Домов пятьдесят кряду были обхвачены пламенем. Пожар был в полном разгаре, так что горела даже трава, росшая по улицам. Народ, видимо, отступился тушить, и только около домов, еще не загоревшихся, суетились мужики, вытаскивая пожитки и выгоняя скотину.
– Что же вы руки-то сложимши стоите? – прикрикнул Максим Петрович на кучку мужиков, которые действительно стояли праздно, сложив руки.
– Гнев божий, Максим Петрович! – отвечали из толпы. – Ничего не поделаешь. В церкву за Неопалимой купиной послали. Хотим кругом всего пожарища обнесть. Может, господь и смилуется…
– Бог-то бог, да сам не будь плох! – кричал Максим Петрович, ухватываясь за длинный багор. – Ломай избу! – командовал он, преграждая огню дальнейшую дорогу. – Разноси весь двор. Бабы! Живо у меня воду носить; коли замечу какую, што ленива, ох, проберу!.. Такого жару задам!..
Работа закипела тем деятельнее, что скоро показался священник с Неопалимой купиной в руках. Причт и громко плачущие бабы погоревших домов сопровождали процессию, обходившую с образом широкое пожарище…
– Вот какой дикий народец! – говорил мне запыхавшийся Максим Петрович, когда пожар значительно утих. – Ни до чего-то этот народец своим умом не дойдет. Не приди я, ей-богу, все село корова бы языком слизнула. Теперь ничего – утихает помаленьку.

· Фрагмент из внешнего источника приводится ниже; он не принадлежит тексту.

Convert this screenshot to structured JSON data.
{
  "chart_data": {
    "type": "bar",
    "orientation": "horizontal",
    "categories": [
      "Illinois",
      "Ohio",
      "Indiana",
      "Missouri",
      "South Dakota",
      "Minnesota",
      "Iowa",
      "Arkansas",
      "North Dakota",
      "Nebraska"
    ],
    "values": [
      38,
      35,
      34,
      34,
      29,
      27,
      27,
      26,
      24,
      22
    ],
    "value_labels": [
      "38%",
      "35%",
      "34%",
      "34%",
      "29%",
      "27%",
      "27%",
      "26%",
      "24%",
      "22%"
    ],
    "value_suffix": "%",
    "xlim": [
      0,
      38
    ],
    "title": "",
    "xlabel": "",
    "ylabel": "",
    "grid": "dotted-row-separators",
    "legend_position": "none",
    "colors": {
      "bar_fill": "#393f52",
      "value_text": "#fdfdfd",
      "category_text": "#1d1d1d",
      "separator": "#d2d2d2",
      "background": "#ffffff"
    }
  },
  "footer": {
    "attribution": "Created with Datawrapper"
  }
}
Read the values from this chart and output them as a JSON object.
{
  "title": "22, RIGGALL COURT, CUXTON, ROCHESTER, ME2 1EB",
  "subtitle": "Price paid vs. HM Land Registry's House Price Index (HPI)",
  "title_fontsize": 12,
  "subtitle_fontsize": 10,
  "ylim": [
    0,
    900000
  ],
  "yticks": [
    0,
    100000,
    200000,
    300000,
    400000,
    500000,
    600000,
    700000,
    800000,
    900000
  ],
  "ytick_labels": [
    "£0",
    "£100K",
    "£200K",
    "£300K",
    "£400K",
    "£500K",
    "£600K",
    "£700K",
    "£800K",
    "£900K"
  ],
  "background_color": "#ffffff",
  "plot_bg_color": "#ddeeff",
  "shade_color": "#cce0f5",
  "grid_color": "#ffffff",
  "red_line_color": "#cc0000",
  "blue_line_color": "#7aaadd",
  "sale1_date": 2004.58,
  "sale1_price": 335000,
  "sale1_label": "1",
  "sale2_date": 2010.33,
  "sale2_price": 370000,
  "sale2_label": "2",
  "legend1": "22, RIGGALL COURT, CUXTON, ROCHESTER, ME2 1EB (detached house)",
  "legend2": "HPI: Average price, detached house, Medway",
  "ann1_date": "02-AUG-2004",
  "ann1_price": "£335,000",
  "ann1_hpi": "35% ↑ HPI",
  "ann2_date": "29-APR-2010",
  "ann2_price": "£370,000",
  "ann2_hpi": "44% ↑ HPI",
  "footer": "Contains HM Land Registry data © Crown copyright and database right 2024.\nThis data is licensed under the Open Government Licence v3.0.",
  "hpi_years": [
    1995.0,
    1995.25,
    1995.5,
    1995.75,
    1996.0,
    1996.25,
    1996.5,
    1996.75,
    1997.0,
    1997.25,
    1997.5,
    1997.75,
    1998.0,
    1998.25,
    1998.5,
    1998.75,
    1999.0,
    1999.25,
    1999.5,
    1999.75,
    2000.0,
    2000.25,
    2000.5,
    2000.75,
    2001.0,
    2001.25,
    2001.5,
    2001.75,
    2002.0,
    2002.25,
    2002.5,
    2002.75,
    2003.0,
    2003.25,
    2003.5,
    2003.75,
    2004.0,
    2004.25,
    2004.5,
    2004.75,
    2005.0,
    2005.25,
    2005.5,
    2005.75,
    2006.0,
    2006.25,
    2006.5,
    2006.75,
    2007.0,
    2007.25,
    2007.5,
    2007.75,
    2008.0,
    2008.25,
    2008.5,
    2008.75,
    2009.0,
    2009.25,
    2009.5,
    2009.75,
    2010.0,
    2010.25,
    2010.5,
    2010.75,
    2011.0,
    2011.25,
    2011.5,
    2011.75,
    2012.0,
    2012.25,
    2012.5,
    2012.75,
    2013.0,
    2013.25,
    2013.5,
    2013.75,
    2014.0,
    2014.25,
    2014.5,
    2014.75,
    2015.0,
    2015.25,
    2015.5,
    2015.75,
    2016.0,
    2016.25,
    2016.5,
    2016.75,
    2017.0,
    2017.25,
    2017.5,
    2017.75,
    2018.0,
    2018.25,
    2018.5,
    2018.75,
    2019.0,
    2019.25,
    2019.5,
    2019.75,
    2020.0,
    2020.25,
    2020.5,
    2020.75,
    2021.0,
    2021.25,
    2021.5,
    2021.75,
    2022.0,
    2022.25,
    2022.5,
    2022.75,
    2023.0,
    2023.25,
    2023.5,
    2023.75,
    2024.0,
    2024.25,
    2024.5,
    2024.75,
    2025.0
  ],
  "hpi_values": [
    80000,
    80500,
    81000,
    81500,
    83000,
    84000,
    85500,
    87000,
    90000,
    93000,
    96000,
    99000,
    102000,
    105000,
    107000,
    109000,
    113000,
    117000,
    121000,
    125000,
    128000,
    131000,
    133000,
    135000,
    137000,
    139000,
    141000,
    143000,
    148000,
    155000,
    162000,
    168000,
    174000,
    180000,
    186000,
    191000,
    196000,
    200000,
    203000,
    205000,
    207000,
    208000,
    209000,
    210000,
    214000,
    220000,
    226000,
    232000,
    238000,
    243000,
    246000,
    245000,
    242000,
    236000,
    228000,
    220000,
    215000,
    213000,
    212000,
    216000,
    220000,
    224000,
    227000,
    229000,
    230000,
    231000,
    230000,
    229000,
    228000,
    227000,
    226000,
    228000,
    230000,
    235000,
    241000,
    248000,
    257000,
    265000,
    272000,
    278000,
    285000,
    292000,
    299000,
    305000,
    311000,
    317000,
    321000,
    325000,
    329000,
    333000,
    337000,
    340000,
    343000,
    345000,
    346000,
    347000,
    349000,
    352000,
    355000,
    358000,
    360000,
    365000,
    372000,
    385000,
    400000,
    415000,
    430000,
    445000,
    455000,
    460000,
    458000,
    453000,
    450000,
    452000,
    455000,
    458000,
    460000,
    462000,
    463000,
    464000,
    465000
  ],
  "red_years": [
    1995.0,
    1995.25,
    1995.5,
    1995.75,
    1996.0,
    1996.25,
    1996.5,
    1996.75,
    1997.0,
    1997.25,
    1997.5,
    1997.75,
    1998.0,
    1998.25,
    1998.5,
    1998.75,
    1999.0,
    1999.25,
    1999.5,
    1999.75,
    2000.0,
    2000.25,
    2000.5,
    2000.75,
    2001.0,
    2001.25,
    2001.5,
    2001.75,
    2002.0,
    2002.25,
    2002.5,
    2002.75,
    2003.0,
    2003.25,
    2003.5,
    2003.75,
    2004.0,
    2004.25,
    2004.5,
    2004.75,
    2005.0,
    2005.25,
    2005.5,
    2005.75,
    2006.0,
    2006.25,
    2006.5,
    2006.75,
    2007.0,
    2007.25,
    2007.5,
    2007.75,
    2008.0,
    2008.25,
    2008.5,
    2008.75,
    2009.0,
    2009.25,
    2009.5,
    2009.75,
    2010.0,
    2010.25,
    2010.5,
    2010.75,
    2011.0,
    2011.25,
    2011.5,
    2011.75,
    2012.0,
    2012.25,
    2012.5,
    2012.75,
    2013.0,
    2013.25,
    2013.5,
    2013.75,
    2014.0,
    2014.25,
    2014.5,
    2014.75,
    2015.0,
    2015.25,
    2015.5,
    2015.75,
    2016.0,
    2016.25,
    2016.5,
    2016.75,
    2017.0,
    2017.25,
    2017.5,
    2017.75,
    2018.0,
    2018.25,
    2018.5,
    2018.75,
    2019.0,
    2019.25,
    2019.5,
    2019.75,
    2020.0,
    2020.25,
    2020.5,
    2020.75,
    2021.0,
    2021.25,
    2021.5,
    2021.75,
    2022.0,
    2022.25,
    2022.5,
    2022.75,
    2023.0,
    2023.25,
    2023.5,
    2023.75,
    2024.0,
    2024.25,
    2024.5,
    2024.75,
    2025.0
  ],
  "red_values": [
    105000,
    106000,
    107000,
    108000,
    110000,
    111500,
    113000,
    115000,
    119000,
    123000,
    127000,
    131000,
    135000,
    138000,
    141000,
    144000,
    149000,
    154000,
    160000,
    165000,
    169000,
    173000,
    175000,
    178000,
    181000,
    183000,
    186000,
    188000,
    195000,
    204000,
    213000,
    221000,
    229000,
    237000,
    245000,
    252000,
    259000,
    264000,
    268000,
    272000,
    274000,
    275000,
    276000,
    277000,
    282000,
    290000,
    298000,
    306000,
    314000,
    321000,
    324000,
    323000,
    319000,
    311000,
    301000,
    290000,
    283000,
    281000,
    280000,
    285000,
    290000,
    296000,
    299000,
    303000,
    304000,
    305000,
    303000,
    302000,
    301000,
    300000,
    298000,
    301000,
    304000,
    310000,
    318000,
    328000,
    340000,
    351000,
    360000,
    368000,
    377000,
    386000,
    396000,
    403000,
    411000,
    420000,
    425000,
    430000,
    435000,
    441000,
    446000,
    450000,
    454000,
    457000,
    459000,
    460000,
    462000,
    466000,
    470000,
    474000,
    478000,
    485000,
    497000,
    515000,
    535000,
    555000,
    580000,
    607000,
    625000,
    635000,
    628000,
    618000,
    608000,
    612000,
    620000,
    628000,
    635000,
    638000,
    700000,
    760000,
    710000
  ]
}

– Ну и слава богу! Теперь прощай, Максим Петрович. Вот тебе за приют твой, за твою ласку.
– Очень благодарен, сударь! Позвольте ручку поцеловать! – И он бросился целовать мою руку, которую я не успел отнять.
– Эх, Максим Петрович, напрасно ты это делаешь, – сказал я ему. – Я этого так же не люблю, как ты не любишь, когда тебе «вы» говорят.
– Это дело другое, сударь… чего нельзя, так нельзя… Вы уж лучше не обижайте меня на прощанье-то; а то я завтра же управляющему доложу, какой такой необузданный народ наши мужики и какую они вам грубость учинили! – заключил Максим Петрович, весело посмеиваясь.